A fount of Islamic civilization, Syria today is ground zero in that rivalry. Iran is giving critical support to the government, dominated by adherents to an offshoot of Shia Islam, while Saudi Arabia and other Gulf nations are deeply involved in backing the mostly Sunni rebel fighters.

“Sunnis and Shiites are fighting over control of the Middle East and... Syria is in the middle of that struggle,” said Syria expert Joshua Landis, director of the University of Oklahoma’s Center for Middle East Studies, during a recent public debate in Washington.

Their enmity has sharpened in recent years because of Iran’s pursuit of a nuclear weapons capability. Saudi Arabia and other Sunni Arab states fear that this would give Iran a huge advantage in its ambition to become the region’s dominant Islamic power.

 

Saudi-Iranian antagonism also was augmented by the unintended consequences of US policies in Iraq. Failing to appreciate the depth of sectarian feelings, the US-led push for democratic elections facilitated the rise to power of a Shia government and the spread of Iranian influence in this key Arab country.
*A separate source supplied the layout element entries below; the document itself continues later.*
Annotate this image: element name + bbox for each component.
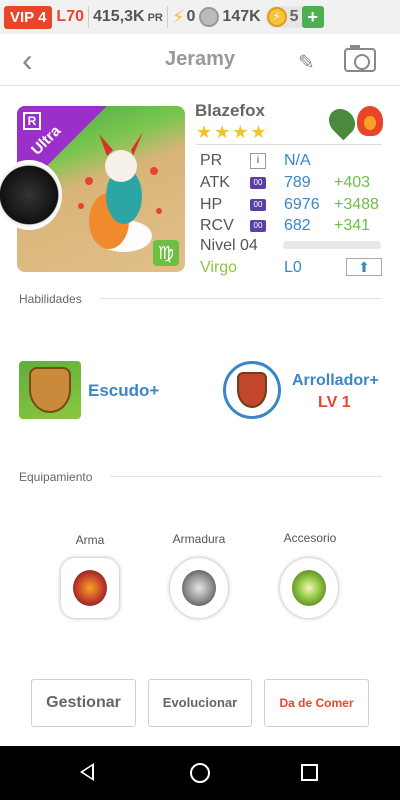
vip-label: VIP 4 (10, 8, 47, 26)
info-icon[interactable]: i (250, 153, 266, 169)
coin-counter[interactable]: 147K (199, 7, 261, 27)
stat-label: HP (200, 196, 223, 213)
gem-value: 5 (289, 8, 299, 25)
stats-divider (196, 144, 382, 145)
stat-value: 789 (284, 174, 311, 191)
nav-home-icon[interactable] (190, 763, 210, 783)
star-rating: ★★★★ (196, 122, 269, 142)
stat-badge: 00 (250, 220, 266, 232)
stat-label: ATK (200, 174, 230, 191)
stat-value: N/A (284, 152, 311, 169)
section-divider (100, 298, 382, 299)
energy-counter[interactable]: ⚡ 0 (172, 7, 196, 28)
nav-recents-icon[interactable] (301, 764, 318, 781)
section-divider (110, 476, 382, 477)
power-rating: 415,3K PR (93, 8, 163, 26)
rarity-letter: R (23, 112, 41, 130)
skill-arrollador-icon[interactable] (223, 361, 281, 419)
coin-icon (199, 7, 220, 27)
player-level: L70 (56, 8, 84, 25)
equipment-label-armor: Armadura (172, 532, 226, 546)
stat-row-rcv: RCV 00 682 +341 (200, 215, 390, 237)
accessory-slot[interactable] (280, 558, 338, 618)
add-currency-button[interactable]: + (301, 6, 324, 28)
armor-slot[interactable] (170, 558, 228, 618)
skills-section-title: Habilidades (19, 292, 82, 306)
stat-badge: 00 (250, 177, 266, 189)
stat-value: 6976 (284, 196, 320, 213)
upgrade-arrow-button[interactable]: ⬆ (346, 258, 382, 276)
monster-image (78, 132, 162, 252)
skill-escudo-icon[interactable] (19, 361, 81, 419)
skill-level: LV 1 (318, 394, 351, 411)
accessory-icon (292, 570, 326, 606)
shield-icon (237, 372, 267, 408)
vip-badge[interactable]: VIP 4 (4, 5, 53, 29)
power-value: 415,3K (93, 8, 145, 25)
page-title: Jeramy (164, 48, 236, 70)
stat-bonus: +341 (334, 217, 371, 234)
stat-row-atk: ATK 00 789 +403 (200, 172, 390, 194)
weapon-slot[interactable] (61, 558, 119, 618)
fire-icon (357, 106, 383, 136)
energy-value: 0 (186, 8, 196, 25)
status-divider (88, 6, 89, 28)
manage-button[interactable]: Gestionar (31, 679, 136, 727)
power-unit: PR (147, 12, 163, 24)
camera-icon[interactable] (344, 45, 376, 72)
armor-icon (182, 570, 216, 606)
stat-value: 682 (284, 217, 311, 234)
equipment-label-weapon: Arma (75, 533, 105, 547)
nav-back-icon[interactable] (80, 763, 94, 781)
equipment-label-accessory: Accesorio (283, 531, 337, 545)
weapon-icon (73, 570, 107, 606)
evolve-button[interactable]: Evolucionar (148, 679, 252, 727)
equipment-section-title: Equipamiento (19, 470, 93, 484)
stat-bonus: +3488 (334, 196, 379, 213)
stat-badge: 00 (250, 199, 266, 211)
level-progress-bar (283, 241, 381, 249)
status-bar: VIP 4 L70 415,3K PR ⚡ 0 147K ⚡ 5 + (0, 0, 400, 34)
stat-label: PR (200, 152, 223, 169)
upgrade-level: L0 (284, 259, 302, 276)
status-divider (166, 6, 168, 28)
monster-name: Blazefox (195, 101, 265, 120)
zodiac-label: Virgo (200, 259, 238, 276)
navigation-bar (0, 746, 400, 800)
stat-row-pr: PR i N/A (200, 150, 390, 172)
feed-button[interactable]: Da de Comer (264, 679, 369, 727)
skill-escudo-name[interactable]: Escudo+ (88, 381, 159, 401)
skill-arrollador-name[interactable]: Arrollador+ (292, 372, 379, 390)
bolt-icon: ⚡ (171, 6, 185, 27)
coin-value: 147K (222, 8, 261, 25)
leaf-icon (323, 103, 361, 141)
shield-icon (29, 367, 71, 413)
stat-bonus: +403 (334, 174, 371, 191)
stat-label: RCV (200, 217, 234, 234)
gem-counter[interactable]: ⚡ 5 + (264, 6, 324, 28)
gem-icon: ⚡ (266, 7, 287, 27)
zodiac-badge: ♍ (153, 240, 179, 266)
stat-row-hp: HP 00 6976 +3488 (200, 194, 390, 216)
level-label: Nivel 04 (200, 237, 258, 254)
pencil-icon[interactable]: ✎ (298, 50, 315, 75)
title-bar: ‹ Jeramy ✎ (0, 36, 400, 86)
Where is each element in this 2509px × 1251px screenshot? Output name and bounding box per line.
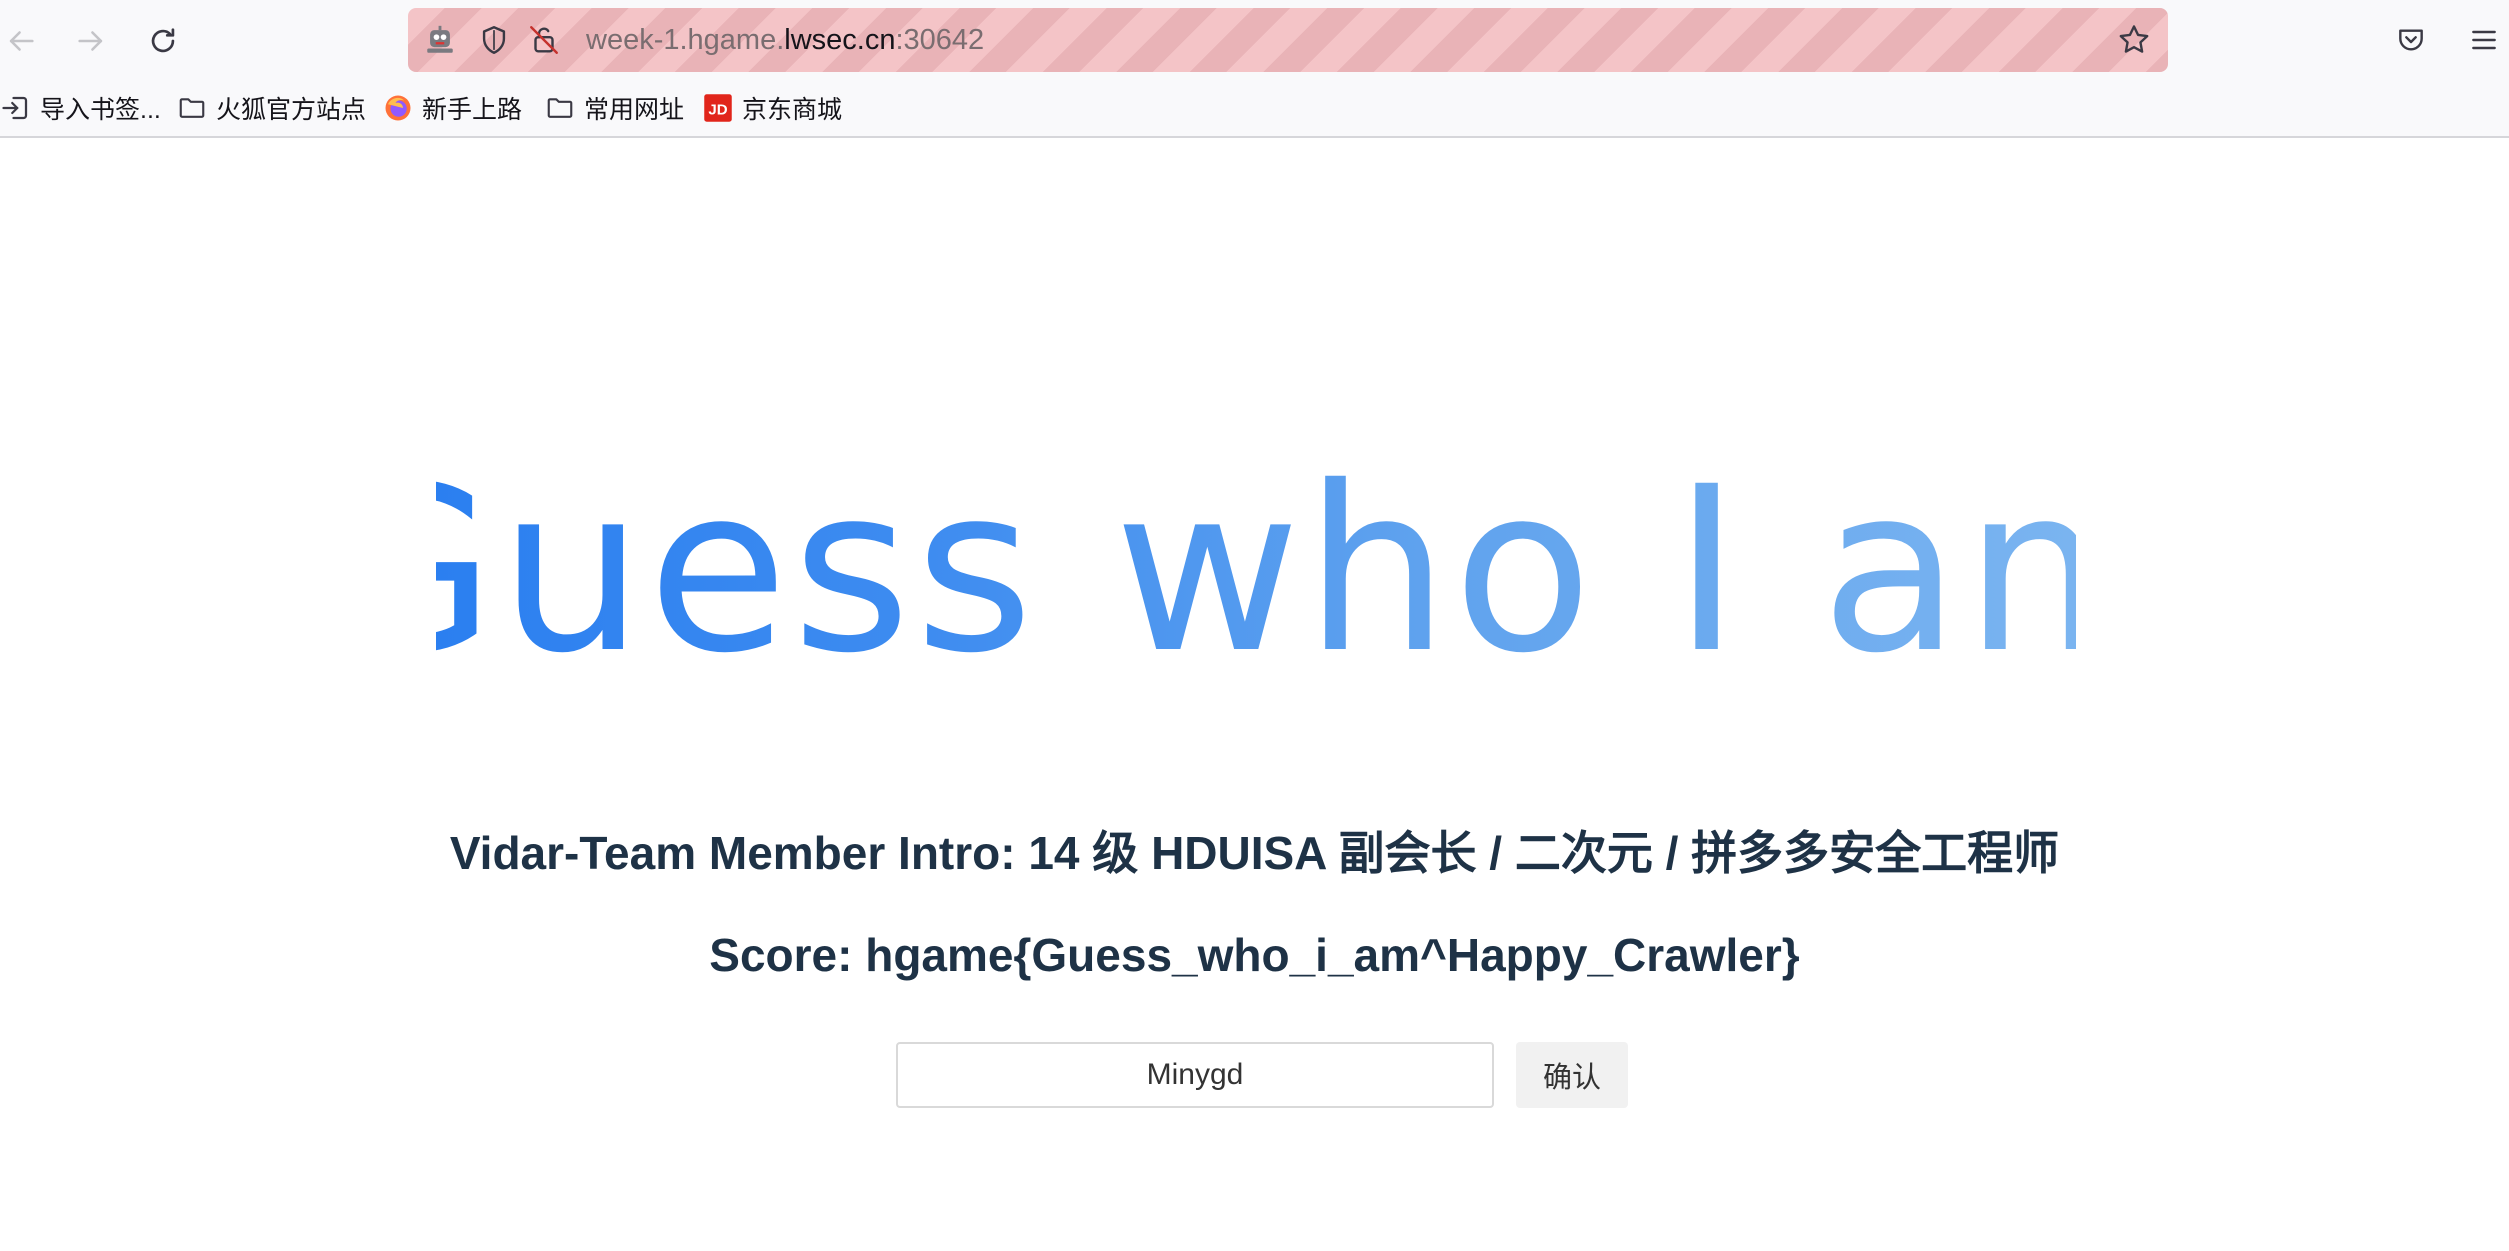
- browser-toolbar: week-1.hgame.lwsec.cn:30642: [0, 0, 2509, 82]
- bookmark-firefox-sites[interactable]: 火狐官方站点: [176, 88, 366, 128]
- bookmark-label: 导入书签...: [40, 96, 161, 124]
- guess-name-input[interactable]: [896, 1042, 1494, 1108]
- bookmark-label: 常用网址: [584, 96, 685, 124]
- member-intro: Vidar-Team Member Intro: 14 级 HDUISA 副会长…: [449, 827, 2060, 879]
- bookmark-label: 新手上路: [422, 96, 523, 124]
- score-text: Score: hgame{Guess_who_i_am^Happy_Crawle…: [709, 929, 1800, 981]
- address-bar[interactable]: week-1.hgame.lwsec.cn:30642: [408, 8, 2168, 72]
- url-text[interactable]: week-1.hgame.lwsec.cn:30642: [586, 8, 984, 72]
- page-title: Guess who I am: [0, 420, 2509, 720]
- remote-control-robot-icon[interactable]: [422, 22, 458, 58]
- bookmark-label: 京东商城: [742, 96, 843, 124]
- jd-icon: JD: [702, 92, 734, 124]
- back-arrow-icon[interactable]: [0, 18, 44, 64]
- url-domain: lwsec.cn: [784, 24, 896, 56]
- hamburger-menu-icon[interactable]: [2464, 20, 2504, 60]
- svg-text:JD: JD: [708, 101, 727, 118]
- insecure-lock-icon[interactable]: [526, 22, 562, 58]
- folder-icon: [544, 92, 576, 124]
- bookmark-common-sites[interactable]: 常用网址: [544, 88, 684, 128]
- forward-arrow-icon[interactable]: [68, 18, 114, 64]
- bookmarks-toolbar: 导入书签... 火狐官方站点 新手上路 常用网址 JD 京东商城: [0, 82, 2509, 138]
- bookmark-import[interactable]: 导入书签...: [0, 88, 161, 128]
- firefox-icon: [382, 92, 414, 124]
- import-icon: [0, 92, 32, 124]
- confirm-button[interactable]: 确认: [1516, 1042, 1628, 1108]
- bookmark-jd[interactable]: JD 京东商城: [702, 88, 842, 128]
- reload-icon[interactable]: [140, 18, 186, 64]
- url-prefix: week-1.hgame.: [586, 24, 785, 56]
- bookmark-label: 火狐官方站点: [216, 96, 367, 124]
- folder-icon: [176, 92, 208, 124]
- url-port: :30642: [895, 24, 985, 56]
- tracking-protection-shield-icon[interactable]: [476, 22, 512, 58]
- star-icon[interactable]: [2116, 22, 2152, 58]
- bookmark-getting-started[interactable]: 新手上路: [382, 88, 522, 128]
- pocket-icon[interactable]: [2391, 20, 2431, 60]
- page-content: Guess who I am Vidar-Team Member Intro: …: [0, 138, 2509, 1251]
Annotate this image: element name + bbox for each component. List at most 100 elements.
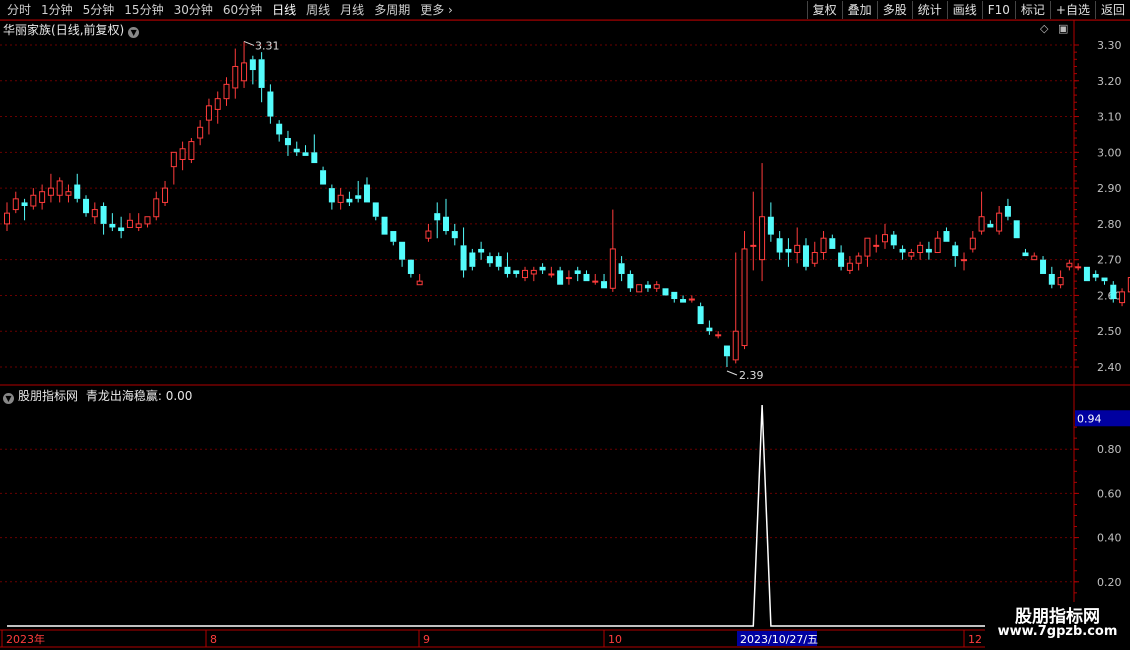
candle-body <box>899 248 906 253</box>
time-label-1: 8 <box>210 633 217 646</box>
candle-body <box>205 105 212 121</box>
price-tick-label-3: 3.00 <box>1097 146 1122 159</box>
price-tick-label-2: 3.10 <box>1097 111 1122 124</box>
candle-body <box>882 234 888 243</box>
candle-body <box>1110 284 1117 300</box>
candle-body <box>12 198 19 211</box>
candle-body <box>30 194 37 207</box>
candle-body <box>864 237 871 257</box>
price-tick-label-8: 2.50 <box>1097 325 1122 338</box>
candle-body <box>574 270 581 274</box>
candle-body <box>1022 252 1029 257</box>
candle-body <box>407 259 414 274</box>
candle-body <box>741 248 748 347</box>
candle-body <box>135 223 142 228</box>
candle-body <box>249 59 256 71</box>
candle-body <box>1004 206 1011 217</box>
candle-body <box>662 288 669 296</box>
candle-body <box>917 244 924 254</box>
candle-body <box>609 248 616 289</box>
candle-body <box>188 141 195 160</box>
time-label-3: 10 <box>608 633 622 646</box>
time-label-0: 2023年 <box>6 632 45 646</box>
candle-body <box>328 188 335 203</box>
indicator-current-value: 0.94 <box>1077 412 1102 425</box>
candle-body <box>1031 255 1038 261</box>
candle-body <box>293 148 300 153</box>
candle-body <box>83 198 90 214</box>
candle-body <box>583 273 590 282</box>
low-marker-line <box>726 370 738 376</box>
candle-body <box>715 334 722 337</box>
candle-body <box>39 191 46 203</box>
candle-body <box>126 219 133 228</box>
candle-body <box>144 216 151 225</box>
price-tick-label-9: 2.40 <box>1097 361 1122 374</box>
candle-body <box>723 345 730 357</box>
candle-body <box>1075 266 1082 269</box>
candle-body <box>996 212 1003 232</box>
candle-body <box>890 234 897 246</box>
candle-body <box>425 230 432 239</box>
ind-tick-label-0: 0.80 <box>1097 443 1122 456</box>
candle-body <box>592 280 599 283</box>
candle-body <box>47 187 54 196</box>
candle-body <box>636 284 643 293</box>
candle-body <box>820 237 827 254</box>
candle-body <box>276 123 283 135</box>
candle-body <box>522 269 529 279</box>
time-label-4: 12 <box>968 633 982 646</box>
candle-body <box>767 216 774 235</box>
candle-body <box>337 194 344 203</box>
candle-body <box>170 151 177 168</box>
candle-body <box>118 227 125 232</box>
candle-body <box>346 198 353 203</box>
ind-tick-label-1: 0.60 <box>1097 487 1122 500</box>
candle-body <box>706 327 713 332</box>
candle-body <box>460 245 467 271</box>
candle-body <box>688 298 695 301</box>
candle-body <box>504 266 511 274</box>
candle-body <box>785 248 792 253</box>
candle-body <box>241 62 248 82</box>
candle-body <box>925 248 932 253</box>
price-tick-label-6: 2.70 <box>1097 254 1122 267</box>
candle-body <box>846 262 853 271</box>
candle-body <box>978 216 985 232</box>
candle-body <box>644 284 651 289</box>
candle-body <box>363 184 370 203</box>
candle-body <box>838 252 845 267</box>
candle-body <box>618 263 625 274</box>
candle-body <box>530 269 537 275</box>
candle-body <box>680 299 687 303</box>
candle-body <box>513 270 520 274</box>
candle-body <box>873 244 880 247</box>
candle-body <box>451 231 458 239</box>
ind-tick-label-3: 0.20 <box>1097 576 1122 589</box>
indicator-line <box>7 404 1130 627</box>
candle-body <box>232 65 239 89</box>
candle-body <box>1013 220 1020 239</box>
candle-body <box>1040 259 1047 274</box>
candle-body <box>601 281 608 289</box>
candle-body <box>372 202 379 217</box>
candle-body <box>223 83 230 100</box>
candle-body <box>750 244 757 247</box>
kline-chart[interactable]: 3.30 3.20 3.10 3.00 2.90 2.80 2.70 2.60 2.50 2.40… <box>0 0 1130 650</box>
candle-body <box>627 273 634 289</box>
price-tick-label-7: 2.60 <box>1097 289 1122 302</box>
price-tick-label-1: 3.20 <box>1097 75 1122 88</box>
candle-body <box>153 198 160 218</box>
candle-body <box>469 252 476 267</box>
candle-body <box>952 245 959 257</box>
candle-body <box>943 231 950 242</box>
candle-body <box>1066 262 1073 268</box>
candle-body <box>1092 273 1099 278</box>
candle-body <box>697 306 704 325</box>
candle-body <box>91 209 98 218</box>
candle-body <box>653 284 660 289</box>
candle-body <box>197 126 204 139</box>
price-tick-label-5: 2.80 <box>1097 218 1122 231</box>
candle-body <box>1119 291 1126 304</box>
candle-body <box>443 216 449 232</box>
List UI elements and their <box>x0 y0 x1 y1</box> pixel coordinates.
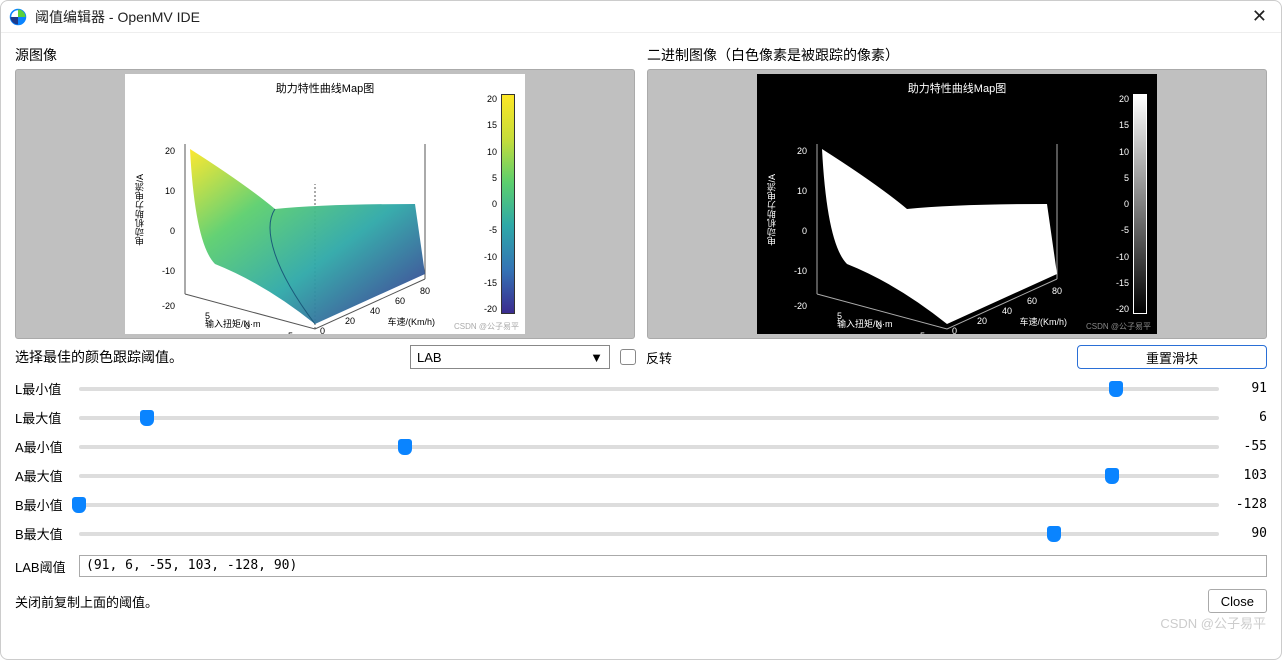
svg-text:40: 40 <box>1002 306 1012 316</box>
a-max-label: A最大值 <box>15 466 71 485</box>
output-value[interactable]: (91, 6, -55, 103, -128, 90) <box>79 555 1267 577</box>
svg-text:-5: -5 <box>285 331 293 334</box>
svg-text:20: 20 <box>797 146 807 156</box>
hint-text: 选择最佳的颜色跟踪阈值。 <box>15 347 400 367</box>
svg-text:60: 60 <box>395 296 405 306</box>
svg-text:10: 10 <box>165 186 175 196</box>
svg-text:-20: -20 <box>794 301 807 311</box>
b-min-slider[interactable] <box>79 503 1219 507</box>
zlabel: 电动机助力电流/A <box>133 174 146 246</box>
colorspace-value: LAB <box>417 350 442 365</box>
b-max-slider[interactable] <box>79 532 1219 536</box>
svg-text:20: 20 <box>345 316 355 326</box>
a-max-slider[interactable] <box>79 474 1219 478</box>
svg-text:80: 80 <box>420 286 430 296</box>
colorspace-select[interactable]: LAB ▼ <box>410 345 610 369</box>
colorbar-ticks-bw: 20151050-5-10-15-20 <box>1107 94 1129 314</box>
l-max-slider[interactable] <box>79 416 1219 420</box>
svg-text:20: 20 <box>165 146 175 156</box>
binary-image: 助力特性曲线Map图 20 10 0 -10 -20 5 <box>757 74 1157 334</box>
b-max-thumb[interactable] <box>1047 526 1061 542</box>
l-max-value: 6 <box>1227 410 1267 425</box>
svg-text:-10: -10 <box>794 266 807 276</box>
b-max-value: 90 <box>1227 526 1267 541</box>
zlabel-bw: 电动机助力电流/A <box>765 174 778 246</box>
surface-plot: 20 10 0 -10 -20 5 0 -5 0 20 40 <box>145 104 445 334</box>
l-max-thumb[interactable] <box>140 410 154 426</box>
svg-text:0: 0 <box>802 226 807 236</box>
colorbar-ticks: 20151050-5-10-15-20 <box>475 94 497 314</box>
app-icon <box>9 8 27 26</box>
source-image: 助力特性曲线Map图 <box>125 74 525 334</box>
l-max-label: L最大值 <box>15 408 71 427</box>
chevron-down-icon: ▼ <box>590 350 603 365</box>
colorbar-bw <box>1133 94 1147 314</box>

Pro-invasion policy-makers in Washington “puffed themselves up into believing that religion didn’t matter anymore in the Middle East,” Landis said in an interview. “They really enabled the ‘Shia crescent’ to take shape…[by giving] power to the Shia in [an] Arab country in the Ottoman lands. This was a terrible insult to many Sunnis who had always believed and always identified Arab nationalism with Sunni Islam.”

Iraq illustrates what happens “when we operate in the Middle East based on our own conceptions of what are the issues and who are the players,” said Vali Nasr, an expert on Shia Islam and Dean of Johns Hopkins School of Advanced International Studies. “Our conceptions become at odds with reality and that proves to be catastrophic. [In Iraq] we thought it’s all going to be about democracy and dictatorship and our entire strategy was upended by another axis of conflict that we were completely taken unawares by.”

Sunni-Shia tensions that go back 1,400 years are more volatile nowadays in part because they coincide with widespread anti-American feelings, and a rise in religious conservatism. In addition, the two sides have access to more lethal weapons than in the past. They also have adopted more sinister methods for indiscriminately murdering civilians, including remotely controlled car bombs and suicide missions.

This lethality is evident in the Shia-Sunni violence in recent months that has scarred the land stretching from Lebanon’s Mediterranean coast to the mountains of inland Pakistan, where Sunni extremist attacks on Shia communities have become endemic. Last month, 84 civilians were killed in the bombing of a vegetable market in Quetta. In Baghdad on February 28, a series of bombings in Shia neighborhoods killed 22. In December, clashes between Sunnis and Alawites, a Shia-related sect dominating the Syrian government, in Lebanon’s seaside city of Tripoli left 17 dead.

Sectarian conflict “is going to get worse regardless of how Syria goes in the next several years,” said a US State Department official in a recent interview. “It is rapidly becoming the axis around which much of Middle Eastern politics is organizing… What’s interesting is that the dynamic is becoming important even in some countries where there aren’t any Shia.”

For example, Egypt’s minuscule Shia population is hardly a threat. But during Iranian President Mahmoud Ahmadinejad’s recent visit there he was treated to a public tongue-lashing from clerics at Al Azhar, the renowned center of Sunni learning, for allegedly trying to spread Shia Islam in Egypt.